WWD reached out to Delhaize America for confirmation but did not receive a response by press time.

Victoria Hearst, the sister of Patty Hearst and granddaughter of William Randolph Hearst — aka founder of Hearst Corp., publisher of Cosmopolitan — spearheaded this latest development beginning in April, along with a campaign dubbed “Cosmo Harms Minors.” Hearst is a partner with the NCSE on the campaign for Cosmo to be sold to adults only and have the cover wrapped “like all other porn magazines in retail shops,” according to the organization, which confirmed that Victoria Hearst receives dividends from Hearst Corp. (More on that in a moment).

Dawn Hawkins, executive director of the NCSE, said Cosmo’s placement would be altered in all 4,600 Rite Aid stores and the 1,000-plus Food Lion and Hannaford stores. Asked if she believed Cosmo’s sales would be harmed, Hawkins pivoted and instead cited a poll, which surveyed about 1,000 people if they thought the magazine’s covers were “inappropriate for viewers of all ages.” About 65 percent agreed.

“We are just bringing this to the attention of the retailers and helping them to see that their customers also want this magazine removed from the view of children,” she offered. “We hope that covering it sends the message to shoppers that Cosmo is not a women’s friendly magazine, but that it really is pushing women to accept the pornified and sexually violent culture around us. Once people realize what Cosmo is really promoting, we expect that either sales will drop or Cosmo will be forced to change their course.”

As to why the organization was targeting Cosmo, which features similar cover stars in similar poses and fashions as other women’s magazines, Hawkins said: “The content in Cosmopolitan Magazine is very different from the other women’s magazines in the checkout line. Many people think that it is just another magazine with beauty, fashion and health tips, but Cosmo is actually just another porn magazine glamorizing and legitimizing a dangerous lifestyle — pushing readers to try violent, group or anal sex.
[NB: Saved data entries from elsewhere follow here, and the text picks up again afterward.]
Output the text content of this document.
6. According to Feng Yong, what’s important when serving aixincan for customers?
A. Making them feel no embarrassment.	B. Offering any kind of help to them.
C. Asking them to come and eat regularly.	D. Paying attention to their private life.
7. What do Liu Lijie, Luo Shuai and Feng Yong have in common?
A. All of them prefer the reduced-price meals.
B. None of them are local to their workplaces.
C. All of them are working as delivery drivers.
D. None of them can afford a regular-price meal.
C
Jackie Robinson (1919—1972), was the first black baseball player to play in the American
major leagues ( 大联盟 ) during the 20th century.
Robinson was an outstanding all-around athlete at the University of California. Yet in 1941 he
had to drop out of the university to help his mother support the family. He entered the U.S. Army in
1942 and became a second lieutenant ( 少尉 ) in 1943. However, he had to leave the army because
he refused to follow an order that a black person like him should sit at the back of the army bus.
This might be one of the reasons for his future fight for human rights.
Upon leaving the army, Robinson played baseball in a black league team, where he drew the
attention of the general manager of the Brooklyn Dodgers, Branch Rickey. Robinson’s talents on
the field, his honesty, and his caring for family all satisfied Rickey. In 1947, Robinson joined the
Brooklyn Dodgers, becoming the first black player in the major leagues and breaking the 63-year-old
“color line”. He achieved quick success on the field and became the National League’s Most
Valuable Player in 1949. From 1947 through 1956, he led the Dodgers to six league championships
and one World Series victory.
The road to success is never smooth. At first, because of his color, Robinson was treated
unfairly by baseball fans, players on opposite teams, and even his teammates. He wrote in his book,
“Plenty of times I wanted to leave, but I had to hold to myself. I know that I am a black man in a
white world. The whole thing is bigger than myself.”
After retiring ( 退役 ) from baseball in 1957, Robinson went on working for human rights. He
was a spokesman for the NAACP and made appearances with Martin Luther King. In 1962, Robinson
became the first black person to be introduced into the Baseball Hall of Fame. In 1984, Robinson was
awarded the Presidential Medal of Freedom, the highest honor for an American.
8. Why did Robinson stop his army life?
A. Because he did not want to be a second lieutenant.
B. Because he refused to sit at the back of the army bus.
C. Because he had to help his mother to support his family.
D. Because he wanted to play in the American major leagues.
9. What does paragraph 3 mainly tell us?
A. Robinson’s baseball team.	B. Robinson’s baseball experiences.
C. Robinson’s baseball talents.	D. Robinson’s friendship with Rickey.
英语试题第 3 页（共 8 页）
Articles often encourage readers to engage in one-night stands or random hookups with strangers. The magazine is pornographic and should be treated as such, meaning specifically that it should not be in plain view of children at the checkout line.”

In response, the magazine said: Cosmopolitan is the most successful global media brand for young women, publishing 60 editions in 79 countries and 32 languages. Its award-winning content is produced for adults by leading female journalists. We are proud of all that the brand has achieved for women around the world in the areas of health, relationships, career, politics, equality and social issues.”

Defining “pornography” has historically been complicated, to say the least.

In April, Victoria Hearst gave a press conference at the National Press Club in which she defined pornography as “the depiction of erotic behavior as in pictures or writing intended to cause sexual excitement.”

She prefaced her speech by offering: “I’m a born-again Christian, got saved in December ’95 — praise the Lord.”

Hearst defined her mission as such: “We’re not trying to censor Cosmo. We’re not trying to put it out of business. All we’re saying is, you want to print pornography, I can’t stop you,” she said. “If I was queen of the Hearst Corporation, this magazine would no longer exist, and the editor in chief and all the people there would be on unemployment.”

She also addressed her family name, noting that her opposition to Cosmo isn’t part of a “family feud.”

Hearst expounded on that relationship on a TV show called “MidPoint” in April, offering: “I have my inheritance and The Bible says that the wealth of the wicked is laid up for the just. I can use my inheritance to fight my company’s publication. And anyone who wants to call that hypocrisy is just plain wrong.”